Hush Line is a free and open-source, self-hosted anonymous tip line that makes it easy for organizations or individuals to install and use. It's intended for journalists and newsrooms to offer a public tip line; by educators and school administrators to provide students with a safe way to report potentially sensitive information, or employers, Board rooms, and C-suites for anonymous employee reporting.
curl -sSL https://install.hushline.app | bashCheck out our installation guide for more details.
Other tools in this space include SecureDrop and GlobalLeaks, two robust, widely adopted whistleblowing platforms whose installation can be complicated for non-technical users. Some systems require an admin to configure it and special infrastructure for it to operate. The security posture of these platforms is increased because the chances are high that you'll receive malicious and dirty data when you allow people to send you files anonymously. Both require significant time and money to manage. It's not much easier for the person sending a message, either. They might have to create accounts, download new software, or manage PGP keys. It requires a significant commitment. Even tools like Signal or Protonmail require end-users to reveal information about themselves unless they can find disposable phone numbers and email addresses.
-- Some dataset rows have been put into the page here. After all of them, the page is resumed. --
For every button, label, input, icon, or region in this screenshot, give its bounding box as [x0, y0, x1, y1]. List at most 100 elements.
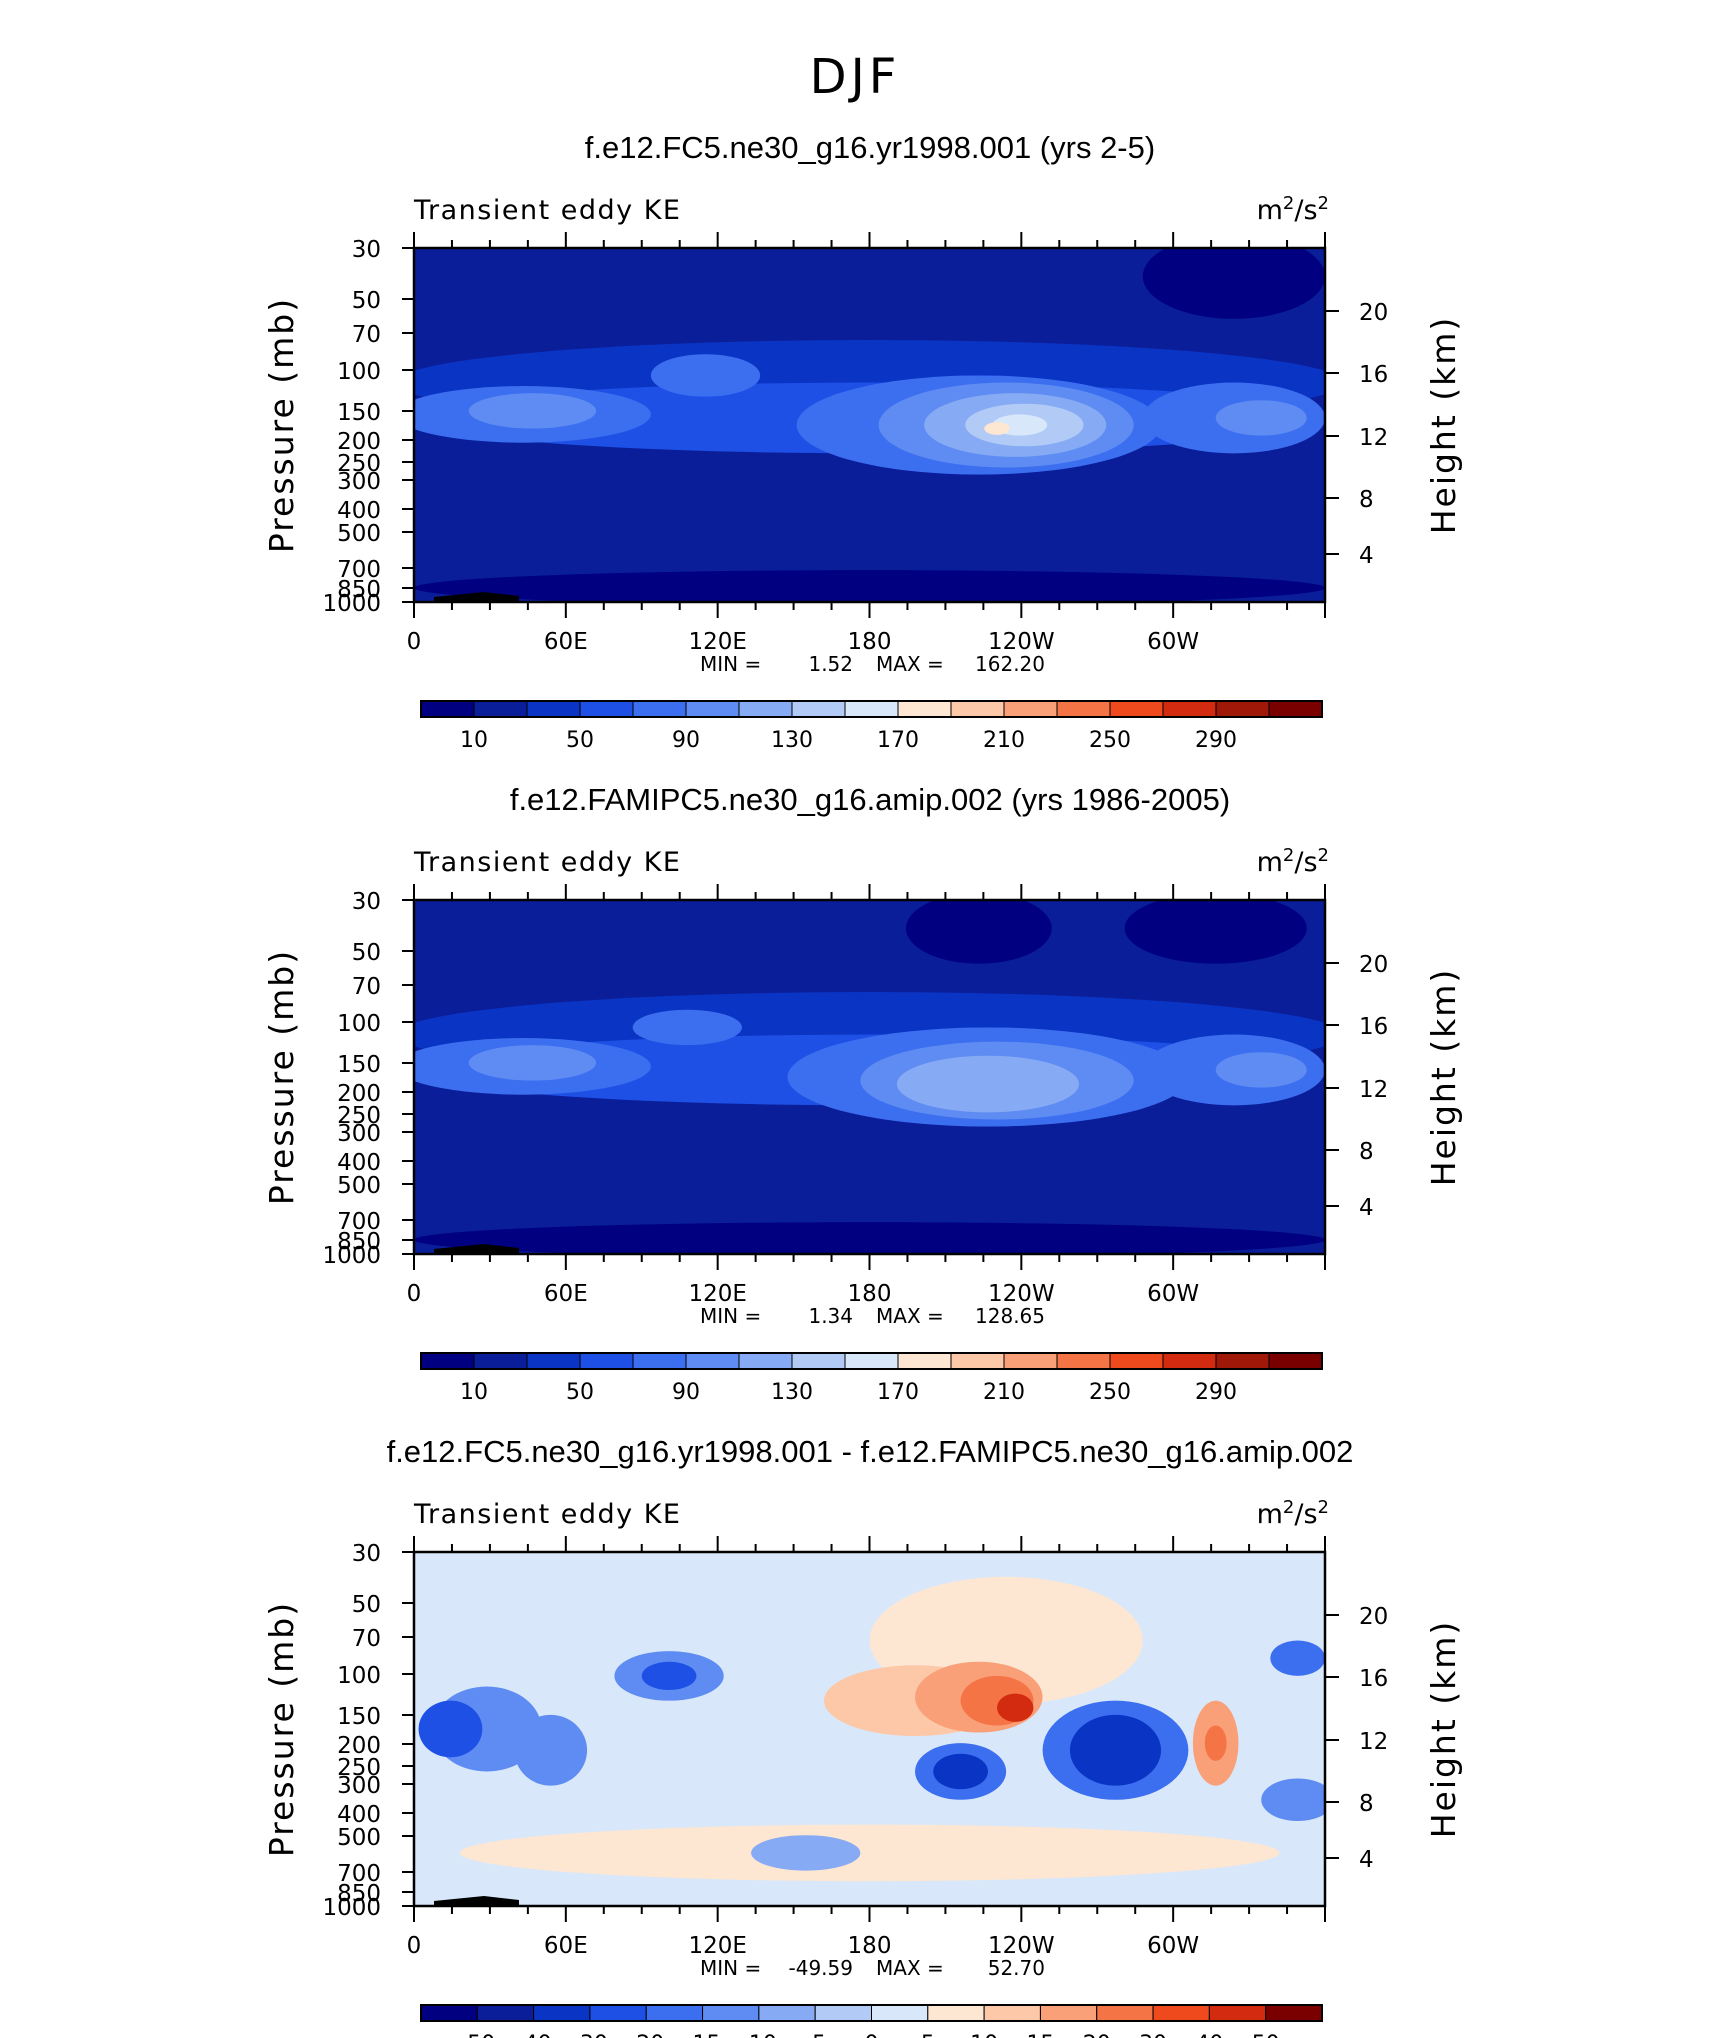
colorbar-label: 40 [1195, 2032, 1223, 2038]
colorbar-swatch [420, 2004, 478, 2022]
colorbar-label: 15 [1026, 2032, 1054, 2038]
contour-region [418, 1700, 483, 1758]
y-tick-label: 100 [337, 359, 381, 385]
stats-min-value: 1.52 [808, 652, 853, 676]
y-tick-label: 50 [352, 288, 381, 314]
contour-region [468, 393, 597, 429]
x-tick-label: 60W [1147, 1281, 1199, 1307]
contour-region [1069, 1714, 1162, 1786]
y-tick-label: 700 [337, 557, 381, 583]
y2-tick-label: 16 [1359, 1014, 1388, 1040]
colorbar-swatch [1265, 2004, 1323, 2022]
y-tick-label: 250 [337, 1103, 381, 1129]
colorbar-swatch [1152, 2004, 1210, 2022]
colorbar-frame [420, 2004, 1323, 2022]
colorbar-swatch [758, 2004, 816, 2022]
y2-tick-label: 20 [1359, 300, 1388, 326]
variable-label: Transient eddy KE [413, 1499, 681, 1530]
contour-field [418, 1576, 1325, 1906]
x-tick-label: 120W [988, 1933, 1055, 1959]
contour-region [896, 1055, 1080, 1113]
contour-region [1270, 1640, 1325, 1676]
colorbar-label: 130 [771, 728, 813, 753]
colorbar-label: 10 [970, 2032, 998, 2038]
contour-region [1204, 1725, 1227, 1761]
colorbar-swatch [1162, 700, 1217, 718]
contour-region [751, 1835, 861, 1871]
colorbar-swatch [702, 2004, 760, 2022]
colorbar-swatch [1215, 700, 1270, 718]
x-tick-label: 0 [407, 1281, 422, 1307]
colorbar-swatch [844, 1352, 899, 1370]
colorbar-swatch [685, 1352, 740, 1370]
colorbar-label: 5 [921, 2032, 935, 2038]
colorbar-label: 10 [460, 1380, 488, 1405]
y-tick-label: 30 [352, 889, 381, 915]
colorbar-label: 210 [983, 728, 1025, 753]
colorbar-swatch [579, 1352, 634, 1370]
contour-field [414, 248, 1325, 602]
colorbar-swatch [1039, 2004, 1098, 2022]
stats-min-label: MIN = [700, 652, 761, 676]
y-tick-label: 1000 [322, 1243, 381, 1269]
x-tick-label: 0 [407, 1933, 422, 1959]
y-tick-label: 100 [337, 1011, 381, 1037]
stats-min-value: 1.34 [808, 1304, 853, 1328]
contour-region [468, 1045, 597, 1081]
y-tick-label: 300 [337, 1773, 381, 1799]
colorbar-swatch [1268, 700, 1323, 718]
panel-title: f.e12.FC5.ne30_g16.yr1998.001 - f.e12.FA… [387, 1434, 1354, 1469]
colorbar-swatch [589, 2004, 647, 2022]
y-tick-label: 850 [337, 577, 381, 603]
colorbar-label: 20 [1083, 2032, 1111, 2038]
colorbar-label: 90 [672, 728, 700, 753]
colorbar-swatch [526, 1352, 581, 1370]
y-tick-label: 150 [337, 1704, 381, 1730]
colorbar-label: -20 [628, 2032, 664, 2038]
colorbar-swatch [579, 700, 634, 718]
colorbar-swatch [897, 700, 952, 718]
y-tick-label: 1000 [322, 591, 381, 617]
colorbar-swatch [1056, 700, 1111, 718]
contour-region [1124, 900, 1307, 964]
colorbar-label: 170 [877, 1380, 919, 1405]
y-tick-label: 30 [352, 237, 381, 263]
y-tick-label: 200 [337, 1081, 381, 1107]
x-tick-label: 60E [544, 1281, 588, 1307]
stats-max-value: 52.70 [988, 1956, 1045, 1980]
colorbar-label: 290 [1195, 1380, 1237, 1405]
y-tick-label: 700 [337, 1209, 381, 1235]
colorbar-label: 130 [771, 1380, 813, 1405]
stats-min-label: MIN = [700, 1956, 761, 1980]
y2-tick-label: 12 [1359, 425, 1388, 451]
y-tick-label: 50 [352, 1592, 381, 1618]
x-tick-label: 0 [407, 629, 422, 655]
stats-min-label: MIN = [700, 1304, 761, 1328]
y-tick-label: 700 [337, 1861, 381, 1887]
y2-tick-label: 4 [1359, 1847, 1374, 1873]
colorbar-label: 30 [1139, 2032, 1167, 2038]
colorbar-swatch [420, 1352, 475, 1370]
y2-tick-label: 8 [1359, 487, 1374, 513]
colorbar-swatch [1056, 1352, 1111, 1370]
y2-axis-label: Height (km) [1424, 1620, 1463, 1839]
units-label: m2/s2 [1257, 845, 1329, 878]
x-tick-label: 60E [544, 1933, 588, 1959]
colorbar-swatch [476, 2004, 535, 2022]
colorbar-swatch [420, 700, 475, 718]
colorbar-label: -15 [685, 2032, 721, 2038]
colorbar-swatch [1003, 1352, 1058, 1370]
colorbar-swatch [1208, 2004, 1267, 2022]
colorbar-swatch [950, 700, 1005, 718]
y2-axis-label: Height (km) [1424, 316, 1463, 535]
variable-label: Transient eddy KE [413, 195, 681, 226]
y-tick-label: 300 [337, 1121, 381, 1147]
y2-tick-label: 12 [1359, 1077, 1388, 1103]
contour-region [1215, 400, 1307, 436]
stats-max-label: MAX = [876, 652, 944, 676]
x-tick-label: 180 [848, 629, 892, 655]
x-tick-label: 120E [688, 1933, 746, 1959]
topography-mask [434, 1244, 519, 1254]
y-tick-label: 150 [337, 400, 381, 426]
y-axis-label: Pressure (mb) [262, 297, 301, 553]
Not a requirement everyone feels comfortable with.
In contrast, Hush Line is a text-only, one-way messenger that is the first handshake in a relationship where two parties want to exchange information. It's a low-risk method of offering a safe channel for someone to reach you without requiring them to reveal anything about themselves, create an account, manage PGP keys, or acquire a burner phone, email address, or phone number.
The tool deploys to either an onion-only instance or Tor + public web. Hush Line is a web and email server and a Python app that encrypts messages with your public PGP key once a message gets submitted, then saves it, and finally emails the encrypted message to you. Your data never gets saved in an unencrypted state. And since all messages are sent to your email, you never have to log in to the device.
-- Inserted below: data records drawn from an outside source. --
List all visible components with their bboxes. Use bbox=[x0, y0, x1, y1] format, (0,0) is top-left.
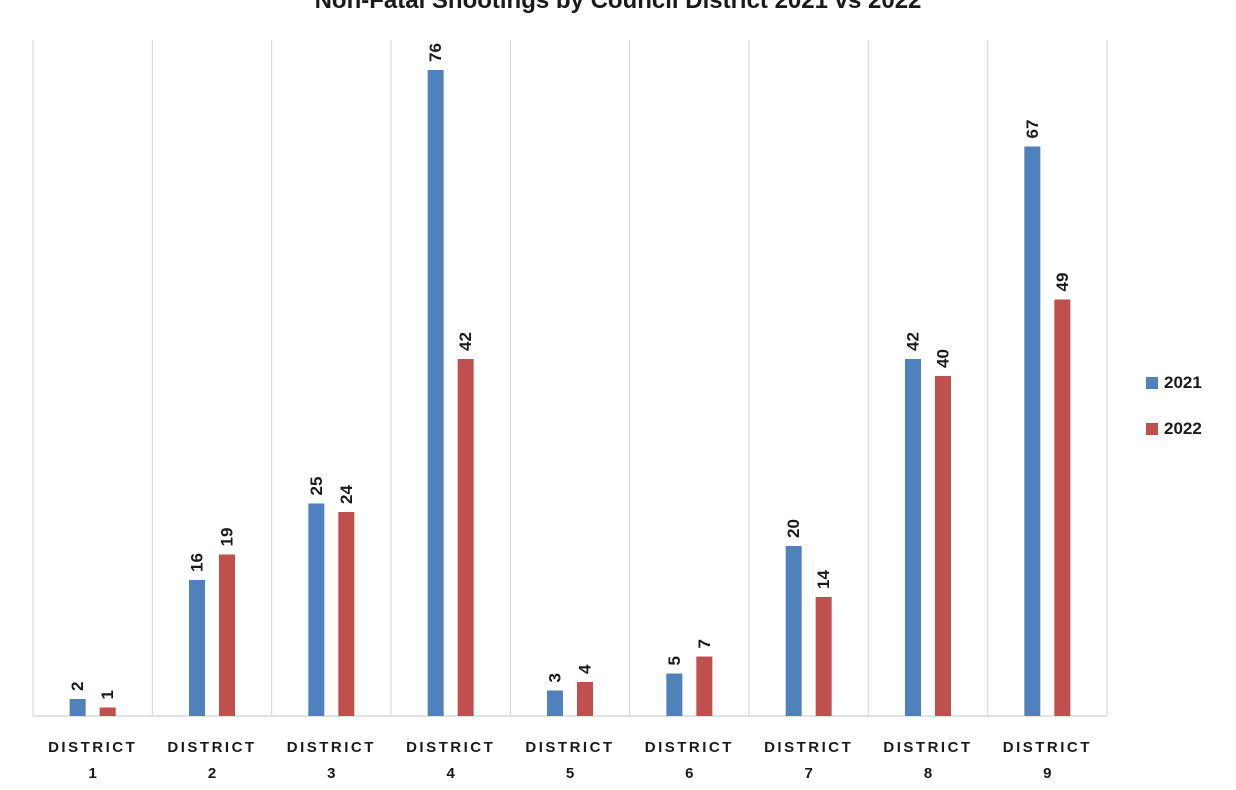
bar-2021-district-1 bbox=[69, 699, 86, 716]
legend-swatch-2022 bbox=[1146, 423, 1158, 435]
data-label-2022-district-7: 14 bbox=[814, 570, 833, 589]
x-tick-label: DISTRICT bbox=[406, 739, 495, 756]
data-label-2022-district-4: 42 bbox=[456, 332, 475, 351]
data-label-2022-district-9: 49 bbox=[1053, 273, 1072, 292]
x-tick-label: DISTRICT bbox=[525, 739, 614, 756]
x-tick-label: DISTRICT bbox=[883, 739, 972, 756]
data-label-2021-district-1: 2 bbox=[68, 682, 87, 691]
x-tick-label: DISTRICT bbox=[764, 739, 853, 756]
bar-2021-district-8 bbox=[905, 359, 921, 716]
bar-2022-district-2 bbox=[219, 554, 235, 716]
data-label-2021-district-7: 20 bbox=[784, 519, 803, 538]
x-tick-label-number: 3 bbox=[327, 765, 335, 782]
bar-2022-district-9 bbox=[1054, 299, 1071, 716]
legend-label-2022: 2022 bbox=[1164, 419, 1202, 438]
x-tick-label-number: 8 bbox=[924, 765, 932, 782]
x-tick-label: DISTRICT bbox=[645, 739, 734, 756]
data-label-2021-district-3: 25 bbox=[307, 477, 326, 496]
bar-2022-district-4 bbox=[457, 359, 474, 716]
bar-2022-district-5 bbox=[577, 682, 593, 716]
data-label-2022-district-6: 7 bbox=[695, 639, 714, 648]
x-tick-label-number: 7 bbox=[804, 765, 812, 782]
data-label-2021-district-9: 67 bbox=[1023, 120, 1042, 139]
chart-title: Non-Fatal Shootings by Council District … bbox=[314, 0, 922, 14]
data-label-2021-district-2: 16 bbox=[188, 553, 207, 572]
bar-2022-district-1 bbox=[99, 707, 116, 716]
bar-2022-district-6 bbox=[696, 656, 713, 716]
x-tick-label-number: 9 bbox=[1043, 765, 1051, 782]
data-label-2021-district-4: 76 bbox=[426, 43, 445, 62]
x-tick-label: DISTRICT bbox=[48, 739, 137, 756]
legend-item-2021: 2021 bbox=[1146, 372, 1232, 394]
legend-label-2021: 2021 bbox=[1164, 373, 1202, 392]
legend-item-2022: 2022 bbox=[1146, 418, 1232, 440]
legend-swatch-2021 bbox=[1146, 377, 1158, 389]
data-label-2021-district-6: 5 bbox=[665, 656, 684, 665]
data-label-2022-district-8: 40 bbox=[934, 349, 953, 368]
x-tick-label-number: 2 bbox=[208, 765, 216, 782]
data-label-2022-district-3: 24 bbox=[337, 485, 356, 504]
x-tick-label: DISTRICT bbox=[1003, 739, 1092, 756]
bar-2021-district-3 bbox=[308, 503, 325, 716]
x-tick-label-number: 6 bbox=[685, 765, 693, 782]
bar-2022-district-8 bbox=[935, 376, 951, 716]
legend: 2021 2022 bbox=[1146, 372, 1232, 464]
x-tick-label-number: 5 bbox=[566, 765, 574, 782]
x-tick-label: DISTRICT bbox=[287, 739, 376, 756]
bar-2021-district-2 bbox=[189, 580, 205, 716]
data-label-2021-district-5: 3 bbox=[546, 673, 565, 682]
data-label-2022-district-5: 4 bbox=[576, 664, 595, 674]
bar-2022-district-7 bbox=[815, 597, 832, 716]
bar-2021-district-9 bbox=[1024, 146, 1041, 716]
x-tick-label-number: 1 bbox=[88, 765, 96, 782]
bar-2021-district-6 bbox=[666, 673, 683, 716]
x-tick-label-number: 4 bbox=[446, 765, 455, 782]
bar-2022-district-3 bbox=[338, 512, 355, 716]
x-tick-label: DISTRICT bbox=[167, 739, 256, 756]
bar-2021-district-5 bbox=[547, 690, 563, 716]
data-label-2022-district-2: 19 bbox=[218, 528, 237, 547]
bar-2021-district-4 bbox=[427, 70, 444, 716]
data-label-2021-district-8: 42 bbox=[904, 332, 923, 351]
data-label-2022-district-1: 1 bbox=[98, 690, 117, 699]
bar-2021-district-7 bbox=[785, 546, 802, 716]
We configure Nginx with hardened security headers so no external and potentially nefarious resources can load, automatically set up renewing Let's Encrypt HTTPS certificates so your data is always transmitted safely, privacy-preserving logging which scrubs IP addresses before saving to server logs, and enable automatic updates by default so you never miss a critical security patch.
You only need a public PGP key on a keyserver and an SMTP-compatible email address. We ask for your key this way because uploading it includes verifying your email address, which helps us know you are who you say.
Built with popular and ubiquitous hardware and software in mind, Hush Line works seamlessly on Raspberry Pi and Debian-based operating systems. You can even add an e-paper display to make your Hush Line address easy to discover.
We offer a solution for those who want to help, who might have reportable or actionable information, but don't want to face retaliation or take on the risks of getting involved. In fact, over 70% of people have witnessed or experienced workplace harassment. Only 15% of those people ever make a formal written complaint. About 1% ever has something done about it. That's a big oversight for employers, which could become a significant liability left unattended. And the reason people don't report? They're afraid of retaliation.
How much better, safer, and more informed could our schools, workplaces, and society be with a safe way to share information that places the privacy of communities first?